The Argentine society remained relatively unchanged until 1860 as far as great transformations of the population. It was averse to changes and it had inherited from Spain its conservative nature. The traditional idea was that the nobles couldn’t engage in manual labor, and besides leisure, they ought to dedicate themselves to religious or military activities.
When the children of these native Spaniards took over the governmental functions after the revolution of 1810, they could not change the deep ideology of the dominant class and they only could produce to the social structure lawyers, doctors, clergymen or businessmen.

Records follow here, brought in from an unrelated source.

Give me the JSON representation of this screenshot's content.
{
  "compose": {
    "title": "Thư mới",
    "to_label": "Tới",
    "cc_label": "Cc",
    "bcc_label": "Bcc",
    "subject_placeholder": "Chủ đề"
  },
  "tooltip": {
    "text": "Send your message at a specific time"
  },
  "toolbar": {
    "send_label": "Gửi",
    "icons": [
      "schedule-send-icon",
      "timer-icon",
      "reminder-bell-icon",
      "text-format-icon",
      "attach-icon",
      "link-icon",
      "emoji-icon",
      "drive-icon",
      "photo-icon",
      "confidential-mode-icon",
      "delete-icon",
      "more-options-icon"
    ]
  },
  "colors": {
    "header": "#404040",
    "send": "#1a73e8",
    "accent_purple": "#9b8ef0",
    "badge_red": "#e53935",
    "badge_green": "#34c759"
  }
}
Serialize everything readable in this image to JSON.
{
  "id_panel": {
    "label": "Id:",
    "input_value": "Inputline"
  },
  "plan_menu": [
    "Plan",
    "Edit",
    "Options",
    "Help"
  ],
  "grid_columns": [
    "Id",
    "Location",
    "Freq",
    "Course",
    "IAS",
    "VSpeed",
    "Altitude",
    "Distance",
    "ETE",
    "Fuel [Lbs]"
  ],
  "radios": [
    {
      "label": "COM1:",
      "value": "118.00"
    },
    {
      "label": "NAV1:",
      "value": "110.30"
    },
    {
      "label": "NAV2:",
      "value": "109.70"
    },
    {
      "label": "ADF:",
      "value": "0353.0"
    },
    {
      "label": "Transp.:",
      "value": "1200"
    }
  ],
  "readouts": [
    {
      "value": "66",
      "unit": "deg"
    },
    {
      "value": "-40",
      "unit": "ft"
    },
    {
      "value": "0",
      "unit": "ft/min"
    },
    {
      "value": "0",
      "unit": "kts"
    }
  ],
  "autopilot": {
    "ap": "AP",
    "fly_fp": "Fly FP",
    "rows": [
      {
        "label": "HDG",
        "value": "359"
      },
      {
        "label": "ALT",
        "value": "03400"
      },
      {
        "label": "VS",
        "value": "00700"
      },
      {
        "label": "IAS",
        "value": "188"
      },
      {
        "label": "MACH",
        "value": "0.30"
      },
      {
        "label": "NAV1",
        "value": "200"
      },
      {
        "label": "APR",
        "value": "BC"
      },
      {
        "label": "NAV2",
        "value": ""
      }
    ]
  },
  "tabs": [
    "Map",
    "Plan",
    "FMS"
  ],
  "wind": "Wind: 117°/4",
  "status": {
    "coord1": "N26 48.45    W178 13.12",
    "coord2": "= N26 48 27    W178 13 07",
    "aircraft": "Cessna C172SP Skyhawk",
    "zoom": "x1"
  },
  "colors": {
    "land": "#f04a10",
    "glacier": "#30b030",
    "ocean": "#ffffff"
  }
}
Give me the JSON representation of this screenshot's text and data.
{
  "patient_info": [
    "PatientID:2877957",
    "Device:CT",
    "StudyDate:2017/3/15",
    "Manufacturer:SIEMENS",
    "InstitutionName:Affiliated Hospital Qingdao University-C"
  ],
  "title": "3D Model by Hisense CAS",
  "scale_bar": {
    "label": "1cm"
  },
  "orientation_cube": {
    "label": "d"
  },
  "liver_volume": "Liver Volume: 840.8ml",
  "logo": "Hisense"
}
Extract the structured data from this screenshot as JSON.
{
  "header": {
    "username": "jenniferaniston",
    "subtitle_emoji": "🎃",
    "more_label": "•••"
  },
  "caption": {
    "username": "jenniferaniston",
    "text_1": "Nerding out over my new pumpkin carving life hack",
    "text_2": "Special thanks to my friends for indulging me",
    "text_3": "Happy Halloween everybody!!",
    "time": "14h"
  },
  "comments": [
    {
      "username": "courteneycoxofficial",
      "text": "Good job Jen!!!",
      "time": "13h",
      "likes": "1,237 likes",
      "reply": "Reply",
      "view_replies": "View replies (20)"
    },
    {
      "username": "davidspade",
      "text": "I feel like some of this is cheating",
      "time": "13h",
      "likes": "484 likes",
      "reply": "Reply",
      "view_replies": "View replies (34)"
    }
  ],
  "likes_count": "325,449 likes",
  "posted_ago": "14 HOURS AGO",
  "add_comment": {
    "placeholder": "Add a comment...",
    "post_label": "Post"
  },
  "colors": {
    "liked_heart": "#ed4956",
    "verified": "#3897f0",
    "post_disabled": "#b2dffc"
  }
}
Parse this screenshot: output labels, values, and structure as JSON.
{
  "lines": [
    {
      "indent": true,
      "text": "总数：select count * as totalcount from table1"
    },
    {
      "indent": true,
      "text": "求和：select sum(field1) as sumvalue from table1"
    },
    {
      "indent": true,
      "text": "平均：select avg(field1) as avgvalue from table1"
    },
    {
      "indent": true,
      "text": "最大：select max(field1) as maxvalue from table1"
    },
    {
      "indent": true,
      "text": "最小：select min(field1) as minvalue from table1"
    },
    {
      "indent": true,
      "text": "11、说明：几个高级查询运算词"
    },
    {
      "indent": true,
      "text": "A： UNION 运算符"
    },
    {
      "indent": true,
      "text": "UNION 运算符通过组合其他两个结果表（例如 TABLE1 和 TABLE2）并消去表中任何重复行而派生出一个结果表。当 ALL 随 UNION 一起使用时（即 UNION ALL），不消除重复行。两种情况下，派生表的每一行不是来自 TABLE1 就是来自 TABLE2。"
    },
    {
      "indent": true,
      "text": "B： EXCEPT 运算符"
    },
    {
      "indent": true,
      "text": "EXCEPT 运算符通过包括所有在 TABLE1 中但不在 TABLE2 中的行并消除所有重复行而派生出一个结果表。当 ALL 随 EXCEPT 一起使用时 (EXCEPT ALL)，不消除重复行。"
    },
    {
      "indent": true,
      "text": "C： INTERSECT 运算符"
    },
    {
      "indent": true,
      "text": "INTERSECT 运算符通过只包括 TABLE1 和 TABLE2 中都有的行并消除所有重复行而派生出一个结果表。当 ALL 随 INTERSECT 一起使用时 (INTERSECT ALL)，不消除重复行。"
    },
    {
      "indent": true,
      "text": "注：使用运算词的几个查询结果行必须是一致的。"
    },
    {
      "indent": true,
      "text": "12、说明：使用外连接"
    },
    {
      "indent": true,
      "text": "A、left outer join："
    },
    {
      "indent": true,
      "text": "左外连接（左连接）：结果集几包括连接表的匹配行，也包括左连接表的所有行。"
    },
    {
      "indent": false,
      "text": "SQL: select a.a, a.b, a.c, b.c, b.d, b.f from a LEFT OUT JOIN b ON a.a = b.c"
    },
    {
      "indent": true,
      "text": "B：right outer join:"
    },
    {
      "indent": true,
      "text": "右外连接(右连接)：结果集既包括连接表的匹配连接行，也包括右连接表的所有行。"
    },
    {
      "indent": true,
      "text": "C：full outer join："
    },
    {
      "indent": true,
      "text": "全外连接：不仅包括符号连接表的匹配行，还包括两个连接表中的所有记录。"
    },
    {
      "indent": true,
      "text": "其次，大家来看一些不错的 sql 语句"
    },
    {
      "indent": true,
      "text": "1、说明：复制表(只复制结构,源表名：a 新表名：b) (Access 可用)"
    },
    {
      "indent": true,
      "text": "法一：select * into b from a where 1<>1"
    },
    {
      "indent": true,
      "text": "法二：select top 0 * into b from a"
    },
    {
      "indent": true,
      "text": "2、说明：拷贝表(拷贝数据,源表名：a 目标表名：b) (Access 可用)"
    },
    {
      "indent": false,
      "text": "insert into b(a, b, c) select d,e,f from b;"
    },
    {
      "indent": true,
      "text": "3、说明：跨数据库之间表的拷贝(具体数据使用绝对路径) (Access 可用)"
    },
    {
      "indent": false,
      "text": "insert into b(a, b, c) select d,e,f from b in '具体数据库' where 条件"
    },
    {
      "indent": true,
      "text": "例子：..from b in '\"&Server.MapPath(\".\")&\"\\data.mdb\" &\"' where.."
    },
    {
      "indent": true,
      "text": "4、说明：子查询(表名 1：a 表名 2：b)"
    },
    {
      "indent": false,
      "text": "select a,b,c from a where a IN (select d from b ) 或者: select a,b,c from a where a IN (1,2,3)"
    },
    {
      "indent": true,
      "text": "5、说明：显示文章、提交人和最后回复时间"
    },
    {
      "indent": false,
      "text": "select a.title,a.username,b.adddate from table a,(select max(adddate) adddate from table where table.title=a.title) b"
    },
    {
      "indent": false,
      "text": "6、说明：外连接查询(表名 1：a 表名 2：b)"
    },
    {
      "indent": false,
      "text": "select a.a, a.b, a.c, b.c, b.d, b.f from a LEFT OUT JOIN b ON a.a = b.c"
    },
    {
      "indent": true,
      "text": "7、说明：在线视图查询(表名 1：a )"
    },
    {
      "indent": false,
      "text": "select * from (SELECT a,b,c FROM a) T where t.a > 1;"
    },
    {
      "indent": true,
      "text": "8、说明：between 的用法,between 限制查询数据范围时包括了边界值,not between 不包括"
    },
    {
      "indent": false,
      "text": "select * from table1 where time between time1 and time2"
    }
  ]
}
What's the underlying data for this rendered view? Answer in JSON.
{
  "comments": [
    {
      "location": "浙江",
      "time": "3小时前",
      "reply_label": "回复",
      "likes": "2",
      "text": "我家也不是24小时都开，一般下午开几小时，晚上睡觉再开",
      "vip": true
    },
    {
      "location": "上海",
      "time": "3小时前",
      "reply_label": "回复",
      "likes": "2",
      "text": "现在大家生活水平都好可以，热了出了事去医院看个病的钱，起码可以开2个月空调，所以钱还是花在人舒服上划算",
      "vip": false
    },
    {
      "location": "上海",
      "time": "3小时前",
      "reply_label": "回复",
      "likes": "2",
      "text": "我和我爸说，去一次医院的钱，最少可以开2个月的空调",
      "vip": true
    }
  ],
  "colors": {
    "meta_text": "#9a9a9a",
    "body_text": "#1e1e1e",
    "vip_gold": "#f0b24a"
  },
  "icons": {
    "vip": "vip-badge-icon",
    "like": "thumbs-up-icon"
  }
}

This brought upon the idea of seeking the arrival of European contingents who could sustain the Argentine development.
The constitutional text of 1853 indicated, “the federal government would foment European immigration and may not restrict, limit nor burden with taxes the entrance in the Argentine territory of foreigners who come to work the land, improve the industries and introduce the sciences and the arts.”
That ingenuous vision of immigration faced reality real soon. The idyllic Europeans that incarnated the values of the civilization did not choose the path of immigration. Those who risked a trip of such magnitude to look for a better destiny were those because of their enormous misery left extremely poor places like Galicia in Spain, Naples, Genoa and the island of Sicily in Italy.
Instead of cult Florentines able to enjoy the works of the Dante, or Spaniards readers of Don Quijote, the souls who arrived in Buenos Aires were generally illiterates, without profession nor trade, who had not had any contact with the millenarian cultures of their countries.
They were men for whom the museums were places prohibited like they were for the gauchos of the Pampas, men who faced a feudal social structure where the land was already distributed among the hands of a few landowners.
The reaction of the oligarchy to the potential political effect of these popular masses was to persecute them. Many displeased immigrants returned to their countries. Others, in spite of being the targets of ridicule and tirades stayed. They did not have another option. They became Argentines and built the country.
They also gave the tango their enormous contribution. They made it nostalgic and melancholic, as the uprooting always is.
Thus, as the Spaniards brought to Argentina their taste for the theater, the Italians contributed their musical passion, their good ear and theirs love for singing.